This is a guest post by Jake Snyder, student at T. Wingate Andrews High School in North Carolina
For this project we created a scaled down power grid model. This model was used at an Energy Day presentation at A&T University in North Carolina. The students that were presented to were encouraged to interact with the power grid and ask questions about it. The presentation was very informative to young students of science and helped give a better understanding of how we all receive electricity. After all was said and done, we had presented to over 700 students about our project.
The power grid model was very time consuming to build because there was much electric work involved in the process. It took probably a total of six hours to build between three people, but it looked great and we were glad to have it ready. Once we tested the grid to see if it was conducting perfectly, it was time to present.

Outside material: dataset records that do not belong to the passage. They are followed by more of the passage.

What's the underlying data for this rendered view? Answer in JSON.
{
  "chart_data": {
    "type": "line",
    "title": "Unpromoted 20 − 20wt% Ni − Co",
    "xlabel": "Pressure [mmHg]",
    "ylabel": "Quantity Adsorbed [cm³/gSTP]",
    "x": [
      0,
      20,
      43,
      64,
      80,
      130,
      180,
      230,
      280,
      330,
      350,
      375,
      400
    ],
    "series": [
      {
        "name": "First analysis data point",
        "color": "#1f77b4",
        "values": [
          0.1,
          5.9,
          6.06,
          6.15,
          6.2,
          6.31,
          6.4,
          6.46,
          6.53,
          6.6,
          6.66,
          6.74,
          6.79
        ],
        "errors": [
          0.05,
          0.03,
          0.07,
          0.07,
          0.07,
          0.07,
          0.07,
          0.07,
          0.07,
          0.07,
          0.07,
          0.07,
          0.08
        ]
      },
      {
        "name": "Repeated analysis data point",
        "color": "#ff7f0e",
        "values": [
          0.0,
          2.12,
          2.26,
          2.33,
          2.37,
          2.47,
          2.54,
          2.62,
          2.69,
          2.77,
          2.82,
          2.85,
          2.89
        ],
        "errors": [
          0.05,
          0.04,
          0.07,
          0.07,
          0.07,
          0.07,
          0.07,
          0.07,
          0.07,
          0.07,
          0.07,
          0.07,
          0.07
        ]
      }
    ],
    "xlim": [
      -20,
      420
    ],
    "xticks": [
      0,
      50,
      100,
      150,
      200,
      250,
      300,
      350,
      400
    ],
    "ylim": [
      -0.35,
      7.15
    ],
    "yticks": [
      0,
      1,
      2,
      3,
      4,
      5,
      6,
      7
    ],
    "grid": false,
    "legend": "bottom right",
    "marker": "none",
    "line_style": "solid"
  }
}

The presentations were great for us and the students. We enjoyed talking to the younger students about science and encouraging them to pay attention in their science courses. They enjoyed the experience as well; they were so full of questions and enthusiasm that it was very easy to teach them and present to them. We received overwhelming positive feedback from the students as well as their instructors. We also enjoyed seeing other presentations on display at energy day.
This experience opened our eyes to just how capable younger students are of affecting our world for the better. They were very aware of many of the things we talked about already, but what was more shocking was how quickly they grasped the newer concepts taught during our presentations. They are very bright and if the ideas are planted in their brains at a young age, they will develop them more efficiently with their maturation and education.